Однако прибыли они назад, в немытую Россию, не с пустыми руками: с собой они прихватили контейнер с немецким шмотьем и тремя чудесами света. Это были – трофейный мотоцикл «BMW» с коляской, немногие счастливые обладатели которого в наших деревнях успешно использовали его в качестве минитрактора, стиральная машина и рецепт по приготовлению петуха в вине по-лангедокски, чем и завоевали неслыханное уважение населения всего барака. И когда тетя Нюра готовила такого петуха, и мне доводилось в это время оказаться у нее в гостях, я всегда удивлялся: почему на столе нет на десерт еще и птичьего молока?
Сегодня мои родители будут встречать Новый Год у тети Нюры. Правда, уже не бараке, а в деревянном трехкомнатном частном доме, строительством которого тетка с дядькой занимались года три, после своего возвращения с чужой, донельзя культурной, неметчины, в наш лучший в мире социалистический рай, то бишь, строй. Ибо с тех пор семья их приросла дочкой – моей кузиной – и жить на девяти метрах втроем, да еще с котом, да еще со стариками-родителями дяди Сережи, было уже немного тесновато. Одно было горько бравому вояке: не дожили его старички до нового дома, преставились один за другим незадолго до завершения строительства.
Что касаемо самого петушка, то сегодня мне попробовать его не придется, надо решать вопрос с Софьей, поэтому, сглотнув набежавшую от воспоминаний об этом славном блюде слюну, я озаботился наблюдением за улицей.
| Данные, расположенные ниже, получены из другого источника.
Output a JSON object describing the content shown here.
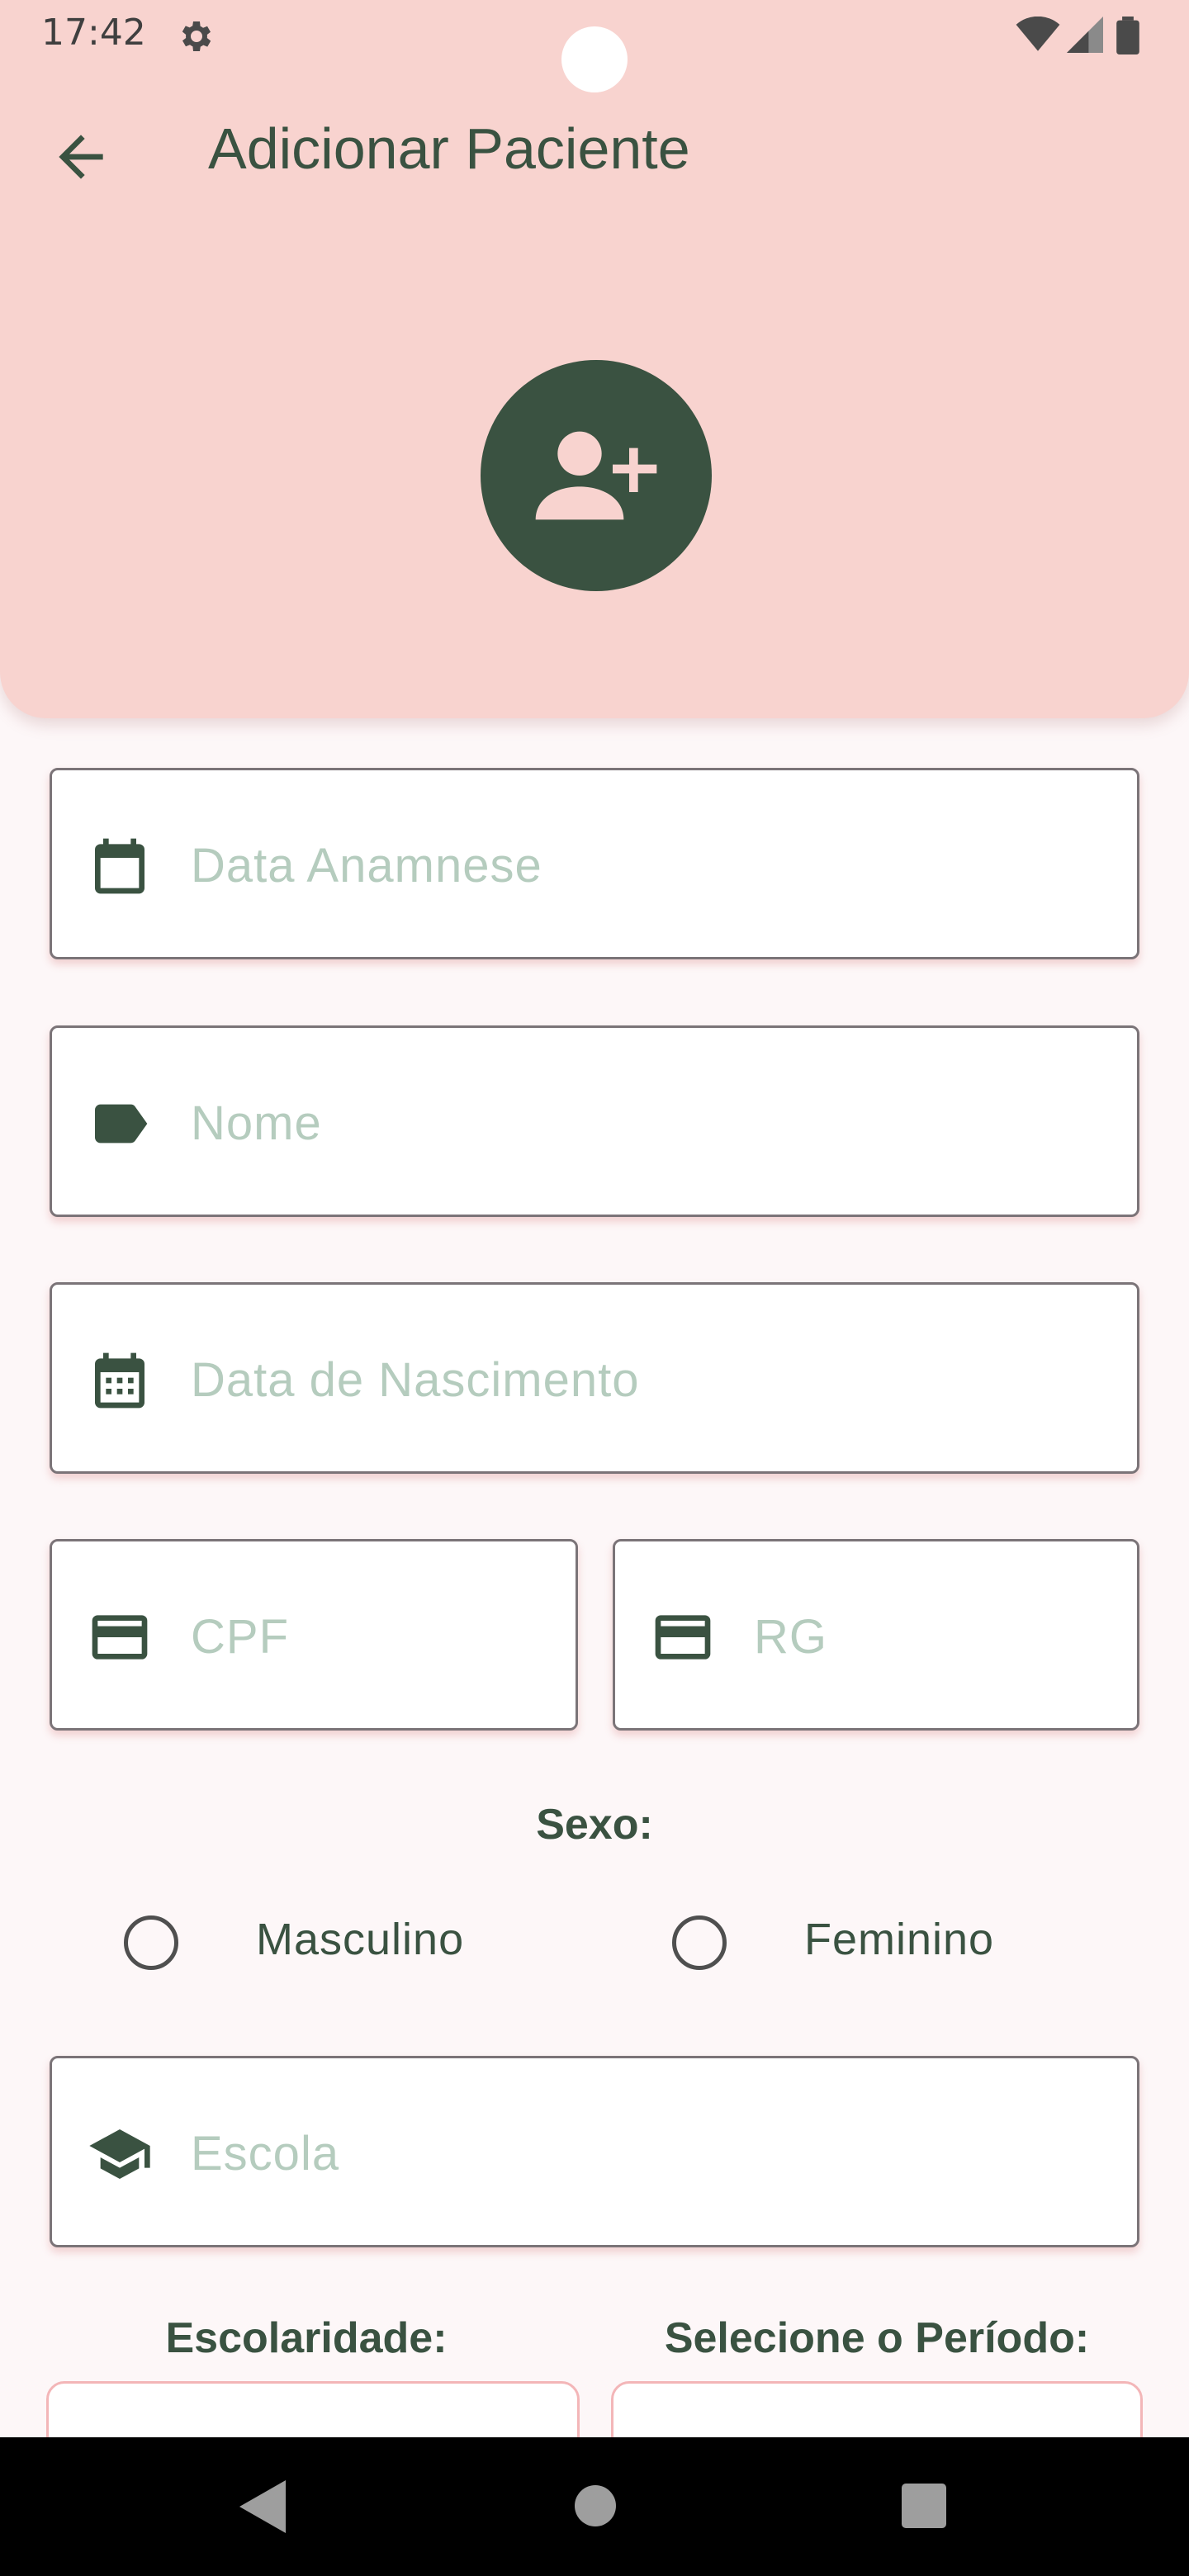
{
  "status_bar": {
    "time": "17:42"
  },
  "app_bar": {
    "title": "Adicionar Paciente"
  },
  "form": {
    "data_anamnese_placeholder": "Data Anamnese",
    "nome_placeholder": "Nome",
    "data_nascimento_placeholder": "Data de Nascimento",
    "cpf_placeholder": "CPF",
    "rg_placeholder": "RG",
    "sexo_label": "Sexo:",
    "sexo_options": [
      "Masculino",
      "Feminino"
    ],
    "escola_placeholder": "Escola",
    "escolaridade_label": "Escolaridade:",
    "periodo_label": "Selecione o Período:"
  },
  "colors": {
    "header_bg": "#f8d3cf",
    "primary": "#3a5241",
    "placeholder": "#b5ccbe"
  }
}
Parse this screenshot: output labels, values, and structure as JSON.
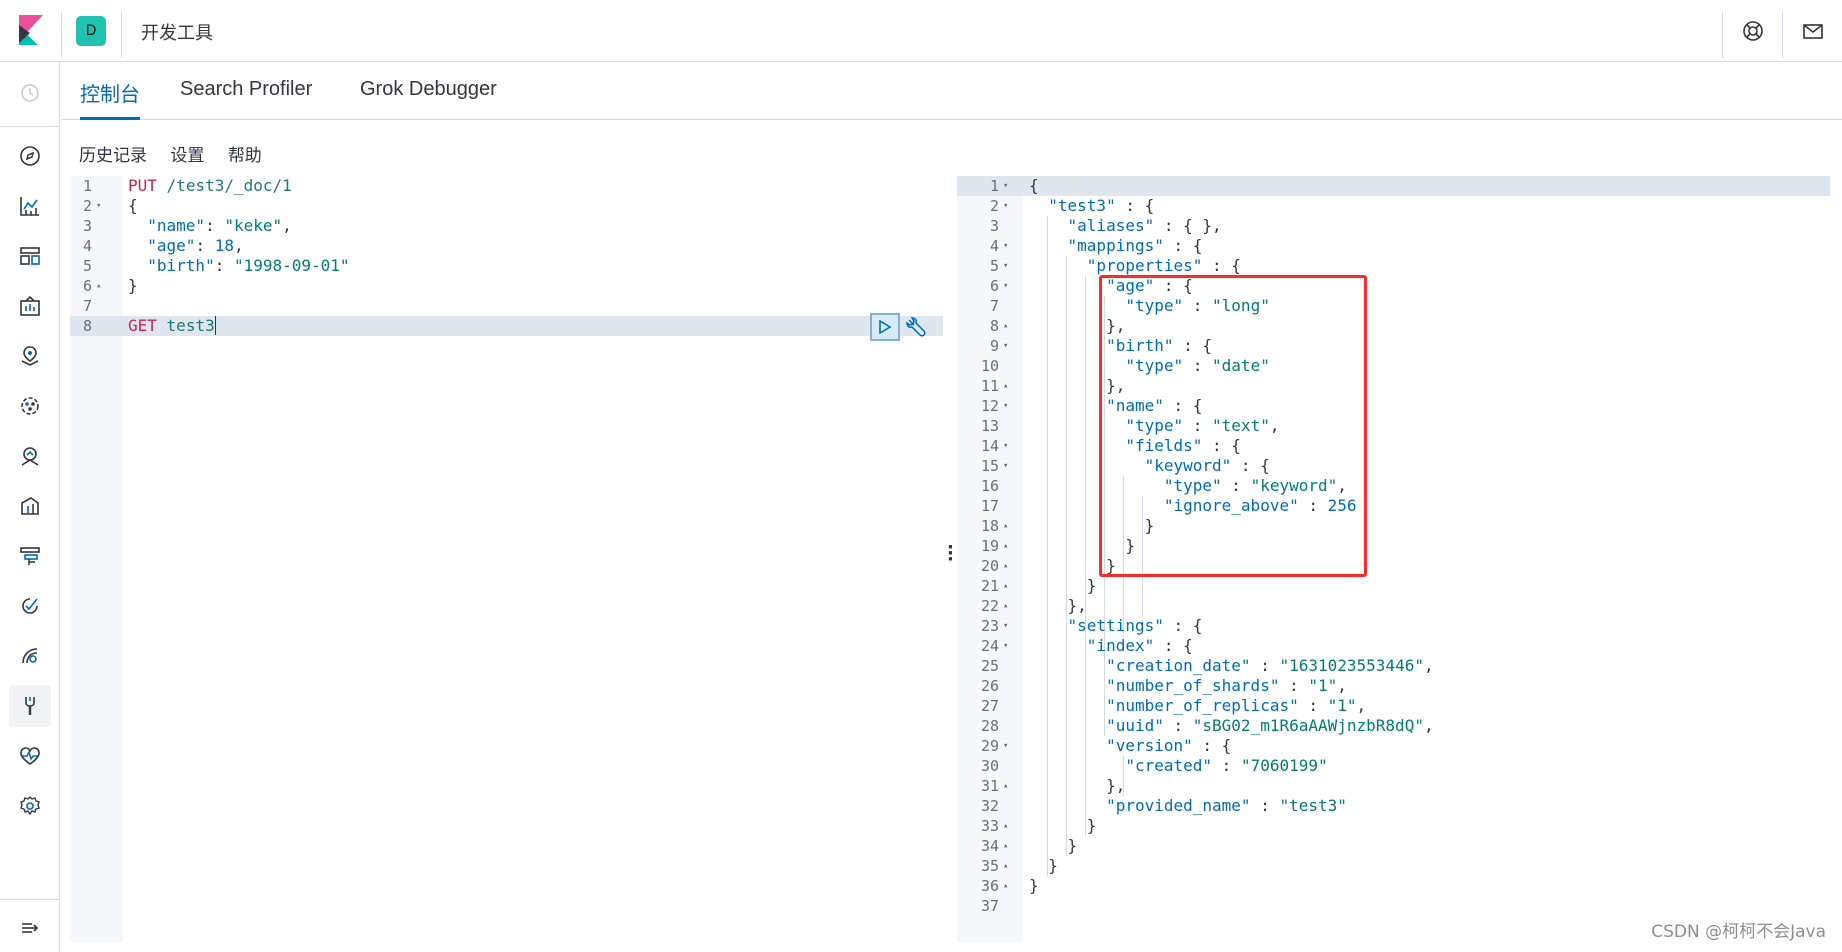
{
  "header": {
    "space_initial": "D",
    "title": "开发工具"
  },
  "tabs": [
    {
      "label": "控制台"
    },
    {
      "label": "Search Profiler"
    },
    {
      "label": "Grok Debugger"
    }
  ],
  "toolbar": {
    "history": "历史记录",
    "settings": "设置",
    "help": "帮助"
  },
  "request_lines": [
    {
      "n": "1",
      "fold": "",
      "text": ""
    },
    {
      "n": "2",
      "fold": "▾",
      "text": "{"
    },
    {
      "n": "3",
      "fold": "",
      "text": ""
    },
    {
      "n": "4",
      "fold": "",
      "text": ""
    },
    {
      "n": "5",
      "fold": "",
      "text": ""
    },
    {
      "n": "6",
      "fold": "▴",
      "text": "}"
    },
    {
      "n": "7",
      "fold": "",
      "text": ""
    },
    {
      "n": "8",
      "fold": "",
      "text": ""
    }
  ],
  "request": {
    "line1_method": "PUT",
    "line1_url": "/test3/_doc/1",
    "line3_key": "\"name\"",
    "line3_val": "\"keke\"",
    "line4_key": "\"age\"",
    "line4_val": "18",
    "line5_key": "\"birth\"",
    "line5_val": "\"1998-09-01\"",
    "line8_method": "GET",
    "line8_url": "test3"
  },
  "response_lines": [
    {
      "n": "1",
      "fold": "▾"
    },
    {
      "n": "2",
      "fold": "▾"
    },
    {
      "n": "3",
      "fold": ""
    },
    {
      "n": "4",
      "fold": "▾"
    },
    {
      "n": "5",
      "fold": "▾"
    },
    {
      "n": "6",
      "fold": "▾"
    },
    {
      "n": "7",
      "fold": ""
    },
    {
      "n": "8",
      "fold": "▴"
    },
    {
      "n": "9",
      "fold": "▾"
    },
    {
      "n": "10",
      "fold": ""
    },
    {
      "n": "11",
      "fold": "▴"
    },
    {
      "n": "12",
      "fold": "▾"
    },
    {
      "n": "13",
      "fold": ""
    },
    {
      "n": "14",
      "fold": "▾"
    },
    {
      "n": "15",
      "fold": "▾"
    },
    {
      "n": "16",
      "fold": ""
    },
    {
      "n": "17",
      "fold": ""
    },
    {
      "n": "18",
      "fold": "▴"
    },
    {
      "n": "19",
      "fold": "▴"
    },
    {
      "n": "20",
      "fold": "▴"
    },
    {
      "n": "21",
      "fold": "▴"
    },
    {
      "n": "22",
      "fold": "▴"
    },
    {
      "n": "23",
      "fold": "▾"
    },
    {
      "n": "24",
      "fold": "▾"
    },
    {
      "n": "25",
      "fold": ""
    },
    {
      "n": "26",
      "fold": ""
    },
    {
      "n": "27",
      "fold": ""
    },
    {
      "n": "28",
      "fold": ""
    },
    {
      "n": "29",
      "fold": "▾"
    },
    {
      "n": "30",
      "fold": ""
    },
    {
      "n": "31",
      "fold": "▴"
    },
    {
      "n": "32",
      "fold": ""
    },
    {
      "n": "33",
      "fold": "▴"
    },
    {
      "n": "34",
      "fold": "▴"
    },
    {
      "n": "35",
      "fold": "▴"
    },
    {
      "n": "36",
      "fold": "▴"
    },
    {
      "n": "37",
      "fold": ""
    }
  ],
  "response": {
    "l1": "{",
    "l2k": "\"test3\"",
    "l2p": " : {",
    "l3k": "\"aliases\"",
    "l3p": " : { },",
    "l4k": "\"mappings\"",
    "l4p": " : {",
    "l5k": "\"properties\"",
    "l5p": " : {",
    "l6k": "\"age\"",
    "l6p": " : {",
    "l7k": "\"type\"",
    "l7s": " : ",
    "l7v": "\"long\"",
    "l8": "},",
    "l9k": "\"birth\"",
    "l9p": " : {",
    "l10k": "\"type\"",
    "l10s": " : ",
    "l10v": "\"date\"",
    "l11": "},",
    "l12k": "\"name\"",
    "l12p": " : {",
    "l13k": "\"type\"",
    "l13s": " : ",
    "l13v": "\"text\"",
    "l13e": ",",
    "l14k": "\"fields\"",
    "l14p": " : {",
    "l15k": "\"keyword\"",
    "l15p": " : {",
    "l16k": "\"type\"",
    "l16s": " : ",
    "l16v": "\"keyword\"",
    "l16e": ",",
    "l17k": "\"ignore_above\"",
    "l17s": " : ",
    "l17v": "256",
    "l18": "}",
    "l19": "}",
    "l20": "}",
    "l21": "}",
    "l22": "},",
    "l23k": "\"settings\"",
    "l23p": " : {",
    "l24k": "\"index\"",
    "l24p": " : {",
    "l25k": "\"creation_date\"",
    "l25s": " : ",
    "l25v": "\"1631023553446\"",
    "l25e": ",",
    "l26k": "\"number_of_shards\"",
    "l26s": " : ",
    "l26v": "\"1\"",
    "l26e": ",",
    "l27k": "\"number_of_replicas\"",
    "l27s": " : ",
    "l27v": "\"1\"",
    "l27e": ",",
    "l28k": "\"uuid\"",
    "l28s": " : ",
    "l28v": "\"sBG02_m1R6aAAWjnzbR8dQ\"",
    "l28e": ",",
    "l29k": "\"version\"",
    "l29p": " : {",
    "l30k": "\"created\"",
    "l30s": " : ",
    "l30v": "\"7060199\"",
    "l31": "},",
    "l32k": "\"provided_name\"",
    "l32s": " : ",
    "l32v": "\"test3\"",
    "l33": "}",
    "l34": "}",
    "l35": "}",
    "l36": "}"
  },
  "watermark": "CSDN @柯柯不会Java",
  "colors": {
    "accent": "#006bb8",
    "space_avatar": "#20c2b2",
    "highlight_box": "#ff2a2a"
  },
  "icons": {
    "nav": [
      "clock-icon",
      "compass-icon",
      "chart-icon",
      "dashboard-icon",
      "canvas-icon",
      "maps-icon",
      "ml-icon",
      "infrastructure-icon",
      "logs-icon",
      "apm-icon",
      "uptime-icon",
      "siem-icon",
      "dev-tools-icon",
      "monitoring-icon",
      "management-icon",
      "collapse-icon"
    ]
  }
}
В этот день она была особенно светла. И не только потому, что это, во-первых, центральная улица, во-вторых, здесь кучкуются рестораны, крупные магазины с большими светящимися витринами и, в-третьих, она подсвечивалась неоновыми вывесками от различных уличных заведений. А ведь еще несколько лет назад неона в наших городах и в помине не было, и появился он как результат поездки партайгеноссе Хрущева в Америку, которая удивила его не только кукурузой и колбасными автоматами, но и дневной видимостью ночных городских улиц, залитых неоновым светом реклам.
Таким образом, среди немногочисленных прохожих я легко смогу отличить Софью, которая вернется в гостиницу после спектакля. По моим расчетам, она должна была объявиться где-то с семи тридцати до восьми часов вечера. За это время я не должен был замерзнуть – морозец был не особо крепок, что-то около двадцати градусов. Впрочем, я боялся лишь за единственную часть своего тела – за ноги, ибо был обут в летние остроносые лакированные нарядные туфли «на выход». Поелику единственной моей зимней обувкой, за неимением лишних денег в семье, были войлочные зимние ботинки на «молнии», явно не пригодные для торжественного дефилирования по навощенному к Новому Году до зеркального блеска паркету в гостинице. Тем более что они бы составили неестественный контраст с графским костюмом, в который я был облачен, и особенно с капиталистическим галстуком-бабочкой – маленькой пионерской зарницей алевшей на моей шее.